The 2River View 24.1 (Fall 2019)
 
 

Yiskah Rosenfeld

Love Poem on the Morning after Atonement

If not you, then at least
the ladders of light angling through your morning windows
voices still sleepwalking on the windowsills

at least the tall tilt of mirror
where liquid angels run up and down
the one place that you and I are both

at least myself as you could never see me
pregnant angel of your dreams
filtering through the rooms like the coffee and the light

If not you, then that angel’s wing
rising to its elbow-perfect fold
and falling
  

Seventh Day in the Valley

Blue jays exchanged mating calls
hopping and swooping around me on the deck

raucous rattle and sweet kuet kuet kuet,
then flying branch to branch to start their nest.

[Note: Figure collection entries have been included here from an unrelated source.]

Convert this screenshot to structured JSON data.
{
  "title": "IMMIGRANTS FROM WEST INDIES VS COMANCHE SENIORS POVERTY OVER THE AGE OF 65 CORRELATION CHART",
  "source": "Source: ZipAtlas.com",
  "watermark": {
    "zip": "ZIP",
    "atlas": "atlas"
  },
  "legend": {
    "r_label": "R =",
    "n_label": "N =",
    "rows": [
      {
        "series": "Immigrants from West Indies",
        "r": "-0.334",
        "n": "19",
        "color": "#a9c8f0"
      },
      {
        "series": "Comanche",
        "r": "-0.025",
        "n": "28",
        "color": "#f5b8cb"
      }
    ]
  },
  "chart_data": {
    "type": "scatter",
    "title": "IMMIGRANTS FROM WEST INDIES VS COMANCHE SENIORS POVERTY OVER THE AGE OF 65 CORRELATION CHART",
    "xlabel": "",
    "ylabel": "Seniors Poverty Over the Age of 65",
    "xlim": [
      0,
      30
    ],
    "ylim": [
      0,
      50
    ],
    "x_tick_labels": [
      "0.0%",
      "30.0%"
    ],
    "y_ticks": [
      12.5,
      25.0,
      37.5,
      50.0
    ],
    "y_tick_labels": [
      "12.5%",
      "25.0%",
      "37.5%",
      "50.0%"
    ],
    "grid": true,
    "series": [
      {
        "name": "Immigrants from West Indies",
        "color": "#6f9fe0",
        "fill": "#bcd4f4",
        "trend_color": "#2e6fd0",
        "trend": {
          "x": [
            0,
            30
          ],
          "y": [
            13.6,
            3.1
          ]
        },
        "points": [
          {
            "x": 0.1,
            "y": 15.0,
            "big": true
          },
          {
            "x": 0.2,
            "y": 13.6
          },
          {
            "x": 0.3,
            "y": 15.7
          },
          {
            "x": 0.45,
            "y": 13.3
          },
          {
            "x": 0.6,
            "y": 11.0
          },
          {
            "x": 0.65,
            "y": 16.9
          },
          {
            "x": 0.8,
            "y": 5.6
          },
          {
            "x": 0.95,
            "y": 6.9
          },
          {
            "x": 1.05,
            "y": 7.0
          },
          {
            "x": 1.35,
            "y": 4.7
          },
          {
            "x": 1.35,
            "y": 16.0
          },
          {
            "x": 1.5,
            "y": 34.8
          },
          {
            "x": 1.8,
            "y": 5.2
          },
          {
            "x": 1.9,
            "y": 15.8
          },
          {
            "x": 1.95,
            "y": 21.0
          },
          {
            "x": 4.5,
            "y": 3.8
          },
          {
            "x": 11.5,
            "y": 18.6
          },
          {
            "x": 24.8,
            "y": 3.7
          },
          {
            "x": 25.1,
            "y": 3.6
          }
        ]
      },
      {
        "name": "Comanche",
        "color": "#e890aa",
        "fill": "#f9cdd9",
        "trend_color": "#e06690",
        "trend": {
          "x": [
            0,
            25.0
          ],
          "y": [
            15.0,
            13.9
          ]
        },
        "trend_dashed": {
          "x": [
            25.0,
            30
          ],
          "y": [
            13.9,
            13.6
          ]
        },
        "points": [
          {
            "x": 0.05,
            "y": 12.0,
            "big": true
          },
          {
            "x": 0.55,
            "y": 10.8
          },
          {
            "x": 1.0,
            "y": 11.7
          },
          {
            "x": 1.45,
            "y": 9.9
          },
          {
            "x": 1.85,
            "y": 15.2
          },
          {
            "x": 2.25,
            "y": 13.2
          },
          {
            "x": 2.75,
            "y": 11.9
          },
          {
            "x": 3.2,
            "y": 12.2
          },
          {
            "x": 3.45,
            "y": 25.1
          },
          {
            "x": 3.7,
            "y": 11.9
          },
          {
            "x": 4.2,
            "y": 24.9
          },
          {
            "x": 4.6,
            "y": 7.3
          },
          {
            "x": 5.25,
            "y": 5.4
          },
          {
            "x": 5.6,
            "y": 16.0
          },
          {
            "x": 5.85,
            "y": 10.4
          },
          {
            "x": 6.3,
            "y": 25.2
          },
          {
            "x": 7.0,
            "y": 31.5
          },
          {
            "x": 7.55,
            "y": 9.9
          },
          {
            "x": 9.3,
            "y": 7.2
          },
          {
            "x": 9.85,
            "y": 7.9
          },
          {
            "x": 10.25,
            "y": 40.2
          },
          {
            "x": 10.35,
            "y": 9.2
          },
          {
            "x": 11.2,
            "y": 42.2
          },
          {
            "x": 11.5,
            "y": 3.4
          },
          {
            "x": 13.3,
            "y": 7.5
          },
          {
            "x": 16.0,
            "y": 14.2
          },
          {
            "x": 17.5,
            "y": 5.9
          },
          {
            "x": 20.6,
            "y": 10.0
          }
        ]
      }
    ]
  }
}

Yellow roses made their final bows
scattered patterned petals

in a path to the kitchen.
There I made a careful pot of tea.

The mountain was jagged in places,
soft in others, and magnificent.

As the sky darkened, the house
was as quiet as I’d ever known it.

Even the dictionary pressed its words
against flat red leaves in little kisses.

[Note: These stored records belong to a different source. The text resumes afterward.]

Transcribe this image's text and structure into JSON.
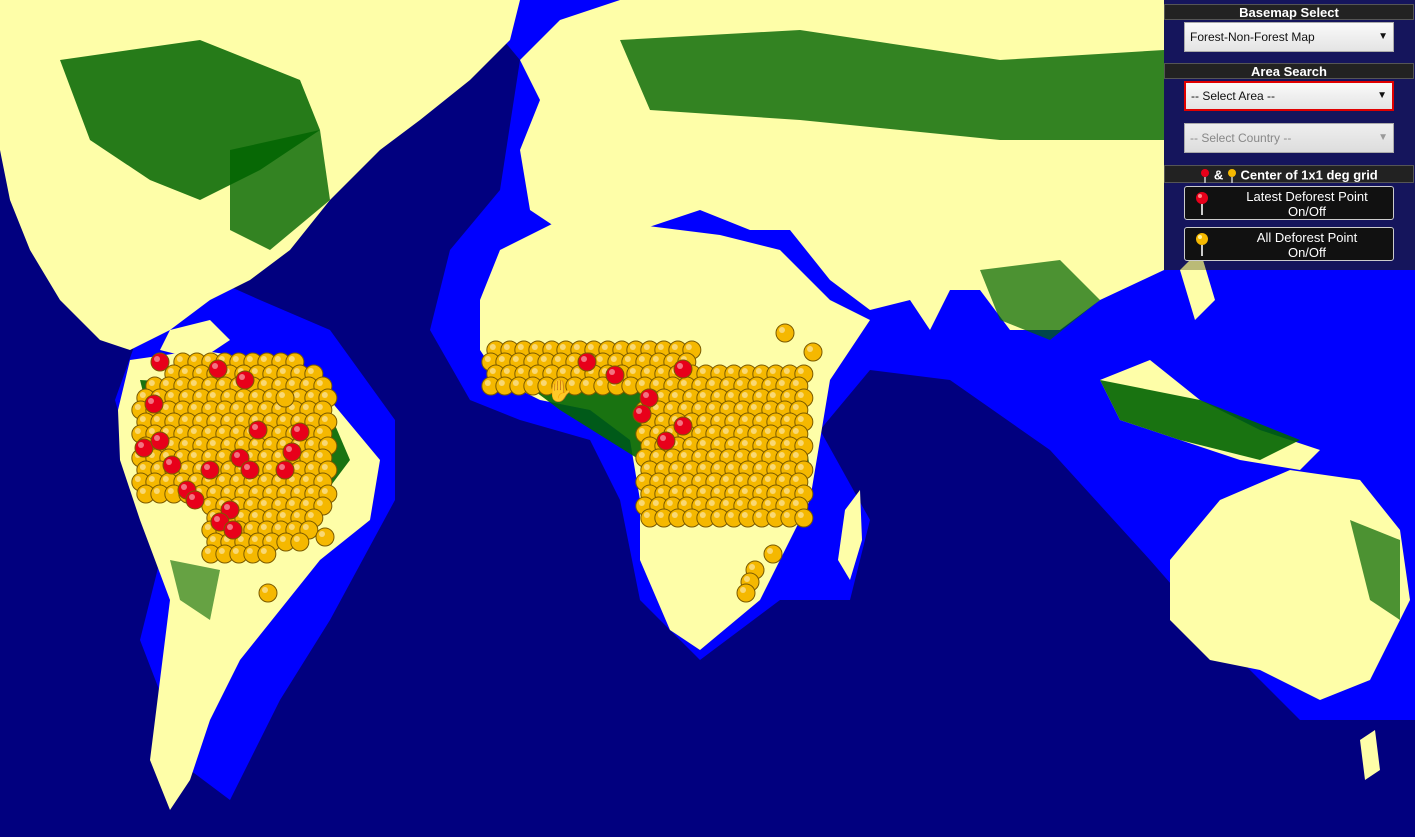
{
  "basemap": {
    "title": "Basemap Select",
    "selected": "Forest-Non-Forest Map"
  },
  "area_search": {
    "title": "Area Search",
    "area_selected": "-- Select Area --",
    "country_selected": "-- Select Country --"
  },
  "legend": {
    "amp": "&",
    "title": "Center of 1x1 deg grid"
  },
  "toggles": {
    "latest_line1": "Latest Deforest Point",
    "latest_line2": "On/Off",
    "all_line1": "All Deforest Point",
    "all_line2": "On/Off"
  },
  "colors": {
    "ocean": "#01007f",
    "coast_ocean": "#0000ff",
    "non_forest": "#fefea8",
    "forest": "#006400",
    "latest_point": "#e8001a",
    "all_point": "#f5b800"
  },
  "icons": {
    "latest_marker": "red-pin-icon",
    "all_marker": "yellow-pin-icon",
    "cursor": "hand-cursor-icon"
  }
}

A coyote crossed the driveway,
then turned to watch. We watched

each other. We watched
a good, long while.

How I knew I had, at last,
grown still.
  

Yiskah Rosenfeld holds an MFA from Mills College. She balances solo parenting and teaching in the San Francisco Bay Area. A Pushcart Prize nominee, she received the Anna Davidson Rosenberg Award and the 2019 Jeff Marks Memorial Honorable Mention Prize through december magazine.